Woher nahm Mozart diese Ruhe dem Tod gegenüber? Es muss in ihm eine tiefe innere Gewissheit gegeben haben, dass am Ende alles gut wird.

 

Die ganze Dramatik der Schrecken des Todes, des Gerichts kommt im Dies Irae gewaltig zum Ausdruck. Das ganze Elend des eigenen Lebens! So viel Versäumtes, so viel Misslungenes, so viele Wunden, die uns verletzt haben und die wir anderen zugefügt haben. Und so viel Verurteilen, selbst gegen uns, andere gegen uns, wir gegen andere. Vorurteile und Verurteilen. Alles wird offen daliegen, heißt es im Dies Irae, alle meine Gemeinheiten und Kleinheiten, Lieblosigkeiten und Hartherzigkeiten. „Liber scriptus proferetur, in quo totum continetur“. Quid sum miser tunc dicturus? Keine Schönrederei, kein sich Herausstellen aus der Verantwortung.

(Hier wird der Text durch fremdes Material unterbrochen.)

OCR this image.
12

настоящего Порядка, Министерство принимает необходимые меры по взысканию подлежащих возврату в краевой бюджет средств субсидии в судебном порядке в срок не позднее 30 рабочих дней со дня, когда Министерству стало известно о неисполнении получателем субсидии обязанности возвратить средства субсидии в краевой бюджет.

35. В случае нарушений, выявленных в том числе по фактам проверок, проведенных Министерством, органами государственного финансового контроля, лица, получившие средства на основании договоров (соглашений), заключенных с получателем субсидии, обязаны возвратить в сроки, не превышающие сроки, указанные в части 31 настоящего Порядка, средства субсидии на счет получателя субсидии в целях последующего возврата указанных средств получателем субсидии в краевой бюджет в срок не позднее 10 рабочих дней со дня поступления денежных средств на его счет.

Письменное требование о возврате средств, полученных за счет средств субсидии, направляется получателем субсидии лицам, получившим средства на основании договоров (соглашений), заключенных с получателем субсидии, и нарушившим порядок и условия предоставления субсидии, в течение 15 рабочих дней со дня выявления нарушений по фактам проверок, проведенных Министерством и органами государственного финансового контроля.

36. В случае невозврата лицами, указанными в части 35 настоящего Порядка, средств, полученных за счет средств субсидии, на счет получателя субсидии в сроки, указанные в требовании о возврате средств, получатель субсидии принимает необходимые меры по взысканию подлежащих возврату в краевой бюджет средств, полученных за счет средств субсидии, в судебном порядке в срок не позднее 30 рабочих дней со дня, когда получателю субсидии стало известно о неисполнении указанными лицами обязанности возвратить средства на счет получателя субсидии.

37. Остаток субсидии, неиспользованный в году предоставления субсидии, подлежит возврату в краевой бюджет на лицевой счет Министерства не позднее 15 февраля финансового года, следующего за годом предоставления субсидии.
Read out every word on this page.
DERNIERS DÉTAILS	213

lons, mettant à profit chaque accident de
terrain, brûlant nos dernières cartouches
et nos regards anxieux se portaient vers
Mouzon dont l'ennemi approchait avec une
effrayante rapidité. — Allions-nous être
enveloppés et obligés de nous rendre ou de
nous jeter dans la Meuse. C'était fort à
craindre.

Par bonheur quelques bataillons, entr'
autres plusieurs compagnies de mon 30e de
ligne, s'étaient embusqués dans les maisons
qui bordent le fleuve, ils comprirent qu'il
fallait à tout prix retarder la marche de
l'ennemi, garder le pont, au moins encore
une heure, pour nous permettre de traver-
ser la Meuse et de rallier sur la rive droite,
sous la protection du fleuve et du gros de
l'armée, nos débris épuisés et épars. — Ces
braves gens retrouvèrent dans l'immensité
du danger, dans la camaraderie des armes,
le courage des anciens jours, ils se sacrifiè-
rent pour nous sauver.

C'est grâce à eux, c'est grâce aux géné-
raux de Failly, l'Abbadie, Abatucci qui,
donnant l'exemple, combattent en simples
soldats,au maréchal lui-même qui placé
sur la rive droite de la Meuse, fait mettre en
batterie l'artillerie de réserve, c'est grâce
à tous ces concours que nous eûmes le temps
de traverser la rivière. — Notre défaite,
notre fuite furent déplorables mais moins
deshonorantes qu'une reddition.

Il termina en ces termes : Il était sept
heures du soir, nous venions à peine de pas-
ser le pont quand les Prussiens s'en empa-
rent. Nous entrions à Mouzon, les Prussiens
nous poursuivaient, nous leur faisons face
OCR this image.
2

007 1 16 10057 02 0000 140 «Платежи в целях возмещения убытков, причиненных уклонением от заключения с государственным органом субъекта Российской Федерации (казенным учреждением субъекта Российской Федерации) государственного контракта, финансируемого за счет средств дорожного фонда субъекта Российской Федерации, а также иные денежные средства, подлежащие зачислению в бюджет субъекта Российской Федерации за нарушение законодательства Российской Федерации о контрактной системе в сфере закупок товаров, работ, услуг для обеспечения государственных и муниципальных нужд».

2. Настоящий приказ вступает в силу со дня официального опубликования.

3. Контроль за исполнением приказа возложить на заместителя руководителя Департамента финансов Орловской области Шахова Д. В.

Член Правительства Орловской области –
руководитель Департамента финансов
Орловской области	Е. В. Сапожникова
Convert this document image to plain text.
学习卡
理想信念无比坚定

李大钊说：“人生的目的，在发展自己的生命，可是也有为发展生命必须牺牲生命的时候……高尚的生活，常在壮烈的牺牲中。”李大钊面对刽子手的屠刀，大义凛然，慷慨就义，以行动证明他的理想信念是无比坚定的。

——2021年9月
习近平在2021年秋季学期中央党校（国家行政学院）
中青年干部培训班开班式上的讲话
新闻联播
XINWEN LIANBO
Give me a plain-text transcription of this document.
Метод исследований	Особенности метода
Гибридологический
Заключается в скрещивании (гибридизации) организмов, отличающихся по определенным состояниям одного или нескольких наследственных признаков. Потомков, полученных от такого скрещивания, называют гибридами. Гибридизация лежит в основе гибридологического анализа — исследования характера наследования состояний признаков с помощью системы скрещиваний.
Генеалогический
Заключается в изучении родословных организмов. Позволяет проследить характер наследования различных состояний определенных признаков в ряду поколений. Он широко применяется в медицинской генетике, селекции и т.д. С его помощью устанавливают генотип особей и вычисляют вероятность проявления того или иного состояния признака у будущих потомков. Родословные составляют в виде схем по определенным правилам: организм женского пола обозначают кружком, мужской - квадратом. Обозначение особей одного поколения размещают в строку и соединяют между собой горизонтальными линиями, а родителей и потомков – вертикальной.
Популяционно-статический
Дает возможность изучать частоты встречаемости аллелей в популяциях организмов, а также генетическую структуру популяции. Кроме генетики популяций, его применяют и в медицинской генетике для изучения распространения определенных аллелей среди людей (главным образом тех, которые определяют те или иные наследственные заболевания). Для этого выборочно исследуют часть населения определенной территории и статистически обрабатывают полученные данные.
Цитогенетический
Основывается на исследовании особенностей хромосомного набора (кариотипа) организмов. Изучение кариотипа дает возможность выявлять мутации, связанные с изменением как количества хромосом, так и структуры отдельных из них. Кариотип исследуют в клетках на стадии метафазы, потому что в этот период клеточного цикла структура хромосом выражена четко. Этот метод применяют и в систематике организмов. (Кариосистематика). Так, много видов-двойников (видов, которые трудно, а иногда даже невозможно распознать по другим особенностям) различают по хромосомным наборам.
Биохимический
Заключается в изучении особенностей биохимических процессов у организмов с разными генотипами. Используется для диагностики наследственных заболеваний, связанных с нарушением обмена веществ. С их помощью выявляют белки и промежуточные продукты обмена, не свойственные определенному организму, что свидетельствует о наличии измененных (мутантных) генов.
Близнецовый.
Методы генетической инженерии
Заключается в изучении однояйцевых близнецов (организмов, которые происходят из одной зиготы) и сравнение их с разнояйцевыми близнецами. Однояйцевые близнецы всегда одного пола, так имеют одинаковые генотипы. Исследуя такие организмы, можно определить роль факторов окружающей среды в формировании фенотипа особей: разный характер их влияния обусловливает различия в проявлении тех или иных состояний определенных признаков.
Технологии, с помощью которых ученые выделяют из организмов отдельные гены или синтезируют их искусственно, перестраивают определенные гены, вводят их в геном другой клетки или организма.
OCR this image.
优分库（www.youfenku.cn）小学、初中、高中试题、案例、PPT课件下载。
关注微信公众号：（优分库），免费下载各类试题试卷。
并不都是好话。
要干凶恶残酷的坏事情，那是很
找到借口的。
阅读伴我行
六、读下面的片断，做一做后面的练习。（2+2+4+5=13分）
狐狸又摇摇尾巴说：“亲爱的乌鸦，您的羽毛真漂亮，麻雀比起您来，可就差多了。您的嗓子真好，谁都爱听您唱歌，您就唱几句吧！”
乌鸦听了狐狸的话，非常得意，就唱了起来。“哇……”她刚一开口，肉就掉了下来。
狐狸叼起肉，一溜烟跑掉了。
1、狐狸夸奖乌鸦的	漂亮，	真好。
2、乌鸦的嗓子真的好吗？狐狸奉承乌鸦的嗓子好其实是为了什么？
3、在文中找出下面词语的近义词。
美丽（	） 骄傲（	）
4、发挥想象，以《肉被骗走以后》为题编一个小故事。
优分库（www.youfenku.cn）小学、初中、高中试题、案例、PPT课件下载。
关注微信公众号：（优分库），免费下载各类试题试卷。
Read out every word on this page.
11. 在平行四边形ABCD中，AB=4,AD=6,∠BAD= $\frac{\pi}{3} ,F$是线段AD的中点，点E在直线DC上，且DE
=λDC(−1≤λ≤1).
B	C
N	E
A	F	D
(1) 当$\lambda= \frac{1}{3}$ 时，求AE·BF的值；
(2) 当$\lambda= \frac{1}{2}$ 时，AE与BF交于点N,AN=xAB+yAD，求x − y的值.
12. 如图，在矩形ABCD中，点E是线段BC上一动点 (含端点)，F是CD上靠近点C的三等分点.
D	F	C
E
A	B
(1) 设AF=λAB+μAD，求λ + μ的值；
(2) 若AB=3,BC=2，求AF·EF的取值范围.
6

Und in dieses Nackt und Bloß vor Gott stehen kommen die wunderbaren Trostworte des Recordare, Jesu pie! Die Angst vor dem Tod, die Furcht vor Gottes Gericht, wird abgelöst von einem immer größeren Vertrauen.

 

Die heilige Thérèse von Lisieux, deren Blick einen hinten im Dom ansieht, sagt das schlicht:

„Am Abend meines Lebens werde ich mit leeren Händen vor dir stehen“. Am Ende zählen nicht unsere Leistungen, so toll sie sind, nicht unsere Erfolge, nicht was in unserem Leben schief gegangen ist, sondern nur das Eine: Gott kennt uns, aber richtet uns nicht. Nicht zu richten kam er, sondern um zu retten. Am Abend unseres Lebens zählt nur die Liebe (sagt Johannes von Kreuz).

 

Was ich mir von diesem Abend wünsche? Wenn Gott uns nicht zu richten gekommen ist, dann sollten wir einander weniger richten, weniger ausrichten. Uns annehmen, wie wir bedingungslos von Gottes Liebe angenommen sind. Dann kann dieser Abend das Angesicht unseres Landes verändern.